As a possible solution to the convergence failure, the object
dr4pl.error.1 provides a member object
dr4pl.robust that results from robust estimation and the
outlier detection algorithm explained in Subsection 4.1. We call the
object dr4pl.error.1$dr4pl.robust the robust child
object of its parent object
dr4pl.error.1.
> dr4pl.robust.1 <- dr4pl.error.1$dr4pl.robust
> class(dr4pl.error.1$dr4pl.robust)
[1] "dr4pl"
> dr4pl.robust.1$convergence
[1] TRUE
It can be seen from these code lines that the robust child object
does not report the convergence failure issue. To check results of
robust estimation and outlier detection, we check the plot of the object
dr4pl.robust.1.
> dr4pl.robust.1$idx.outlier
[1] 132 140 127 134 133 137 141 139 130 129 128 102
> plot(dr4pl.robust.1, indices.outlier = dr4pl.robust.1$idx.outlier)

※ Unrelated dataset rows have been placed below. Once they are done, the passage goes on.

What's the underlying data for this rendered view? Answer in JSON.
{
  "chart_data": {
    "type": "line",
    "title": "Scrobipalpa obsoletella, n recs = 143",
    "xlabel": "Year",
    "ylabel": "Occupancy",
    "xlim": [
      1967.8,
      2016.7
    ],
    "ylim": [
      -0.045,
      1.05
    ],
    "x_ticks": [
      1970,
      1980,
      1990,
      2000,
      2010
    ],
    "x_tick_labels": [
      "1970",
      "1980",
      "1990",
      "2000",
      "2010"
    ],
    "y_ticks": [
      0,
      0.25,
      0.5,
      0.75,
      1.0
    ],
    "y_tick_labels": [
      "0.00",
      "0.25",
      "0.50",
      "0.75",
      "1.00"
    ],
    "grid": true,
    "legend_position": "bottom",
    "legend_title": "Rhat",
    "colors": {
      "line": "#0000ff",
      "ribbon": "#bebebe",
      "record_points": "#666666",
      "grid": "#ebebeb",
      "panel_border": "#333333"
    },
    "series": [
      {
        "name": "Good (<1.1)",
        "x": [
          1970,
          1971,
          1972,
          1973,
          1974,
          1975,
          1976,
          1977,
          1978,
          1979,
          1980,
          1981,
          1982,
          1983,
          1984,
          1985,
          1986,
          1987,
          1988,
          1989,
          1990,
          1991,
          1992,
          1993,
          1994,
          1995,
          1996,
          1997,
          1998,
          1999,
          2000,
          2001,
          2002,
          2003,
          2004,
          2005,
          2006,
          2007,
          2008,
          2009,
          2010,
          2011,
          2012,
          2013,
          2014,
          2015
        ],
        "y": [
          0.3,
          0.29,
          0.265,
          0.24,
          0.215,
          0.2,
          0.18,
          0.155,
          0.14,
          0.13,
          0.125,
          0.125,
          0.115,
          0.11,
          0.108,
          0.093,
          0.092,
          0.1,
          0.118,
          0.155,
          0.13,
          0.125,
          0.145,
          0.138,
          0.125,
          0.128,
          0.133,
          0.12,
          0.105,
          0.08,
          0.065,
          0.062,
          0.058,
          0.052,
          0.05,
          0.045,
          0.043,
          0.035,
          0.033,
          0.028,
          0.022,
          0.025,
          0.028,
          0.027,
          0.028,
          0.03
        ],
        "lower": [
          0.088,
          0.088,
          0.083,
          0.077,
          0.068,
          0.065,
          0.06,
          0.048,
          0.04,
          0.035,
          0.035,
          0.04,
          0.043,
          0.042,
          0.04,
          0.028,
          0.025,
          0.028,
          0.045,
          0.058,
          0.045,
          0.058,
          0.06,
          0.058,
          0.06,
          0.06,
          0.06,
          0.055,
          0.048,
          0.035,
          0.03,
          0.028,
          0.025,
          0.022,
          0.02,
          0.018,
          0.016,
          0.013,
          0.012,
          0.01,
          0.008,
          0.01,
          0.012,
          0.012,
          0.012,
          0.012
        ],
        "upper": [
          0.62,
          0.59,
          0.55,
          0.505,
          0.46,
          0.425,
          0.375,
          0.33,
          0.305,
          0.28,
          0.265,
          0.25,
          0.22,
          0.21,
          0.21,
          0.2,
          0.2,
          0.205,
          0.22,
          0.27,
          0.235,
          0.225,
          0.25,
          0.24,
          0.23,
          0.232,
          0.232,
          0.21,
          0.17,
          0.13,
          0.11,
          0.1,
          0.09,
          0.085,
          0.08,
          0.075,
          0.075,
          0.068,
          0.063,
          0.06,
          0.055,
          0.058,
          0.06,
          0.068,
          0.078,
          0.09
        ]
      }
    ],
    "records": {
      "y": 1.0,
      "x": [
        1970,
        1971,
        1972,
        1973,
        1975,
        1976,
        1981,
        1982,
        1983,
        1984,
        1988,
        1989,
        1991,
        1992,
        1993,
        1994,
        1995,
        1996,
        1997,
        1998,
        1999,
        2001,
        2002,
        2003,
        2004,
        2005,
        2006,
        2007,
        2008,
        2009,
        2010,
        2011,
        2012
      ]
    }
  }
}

The member idx.outlier of the object
dr4pl.robust.1 shows the indices of the outliers in the
input data frame drc_error_1 detected by our algorithm. It
can be seen that the last sentence in this code generates the same plot
as the upper left plot of Figure 6. As mentioned in Subsection
4.1, the
absolute loss is given as the default robust estimation method. This
implies that adopting the absolute loss successfully resolves the
convergence failure problem of Error Case 1.
Our R package dr4pl provides other real-world data sets than
Error Cases 1 - 4. We analyze the data set sample_data_5 to
compare the two different initialization methods, the logistic and Mead
methods, which were presented in Section 5.
> dr4pl.logistic.5 <- dr4pl(Response~Dose,
+ data = sample_data_5,
+ method.init = "logistic")
> ggplot.logistic <- plot(dr4pl.logistic.5, text.title = "Logistic method")
>
> dr4pl.Mead.5 <- dr4pl(Response~Dose,
+ data = sample_data_5)
> ggplot.Mead <- plot(dr4pl.Mead.5, text.title = "Mead's method")
>
> grid.arrange(ggplot.logistic, ggplot.Mead, nrow = 1, ncol = 2)
Running this code generates the two plots in Figure 7. Note that outliers are not denoted by red triangles in these plots since they are generated by the parent objects but not by their robust child objects. It can be seen from the figure that the data set has the support problem in the sense that it is hard to determine an IC50 parameter value visually and data points on the right side of possible IC50 parameter values are not sufficiently provided. Mead’s method shown in the right plot seems to yield a closer fit to the right-most data point. This coincides with our explanation in Subsection 5.2 that the method can result in better final parameter estimates particularly when data suffer from the support problem.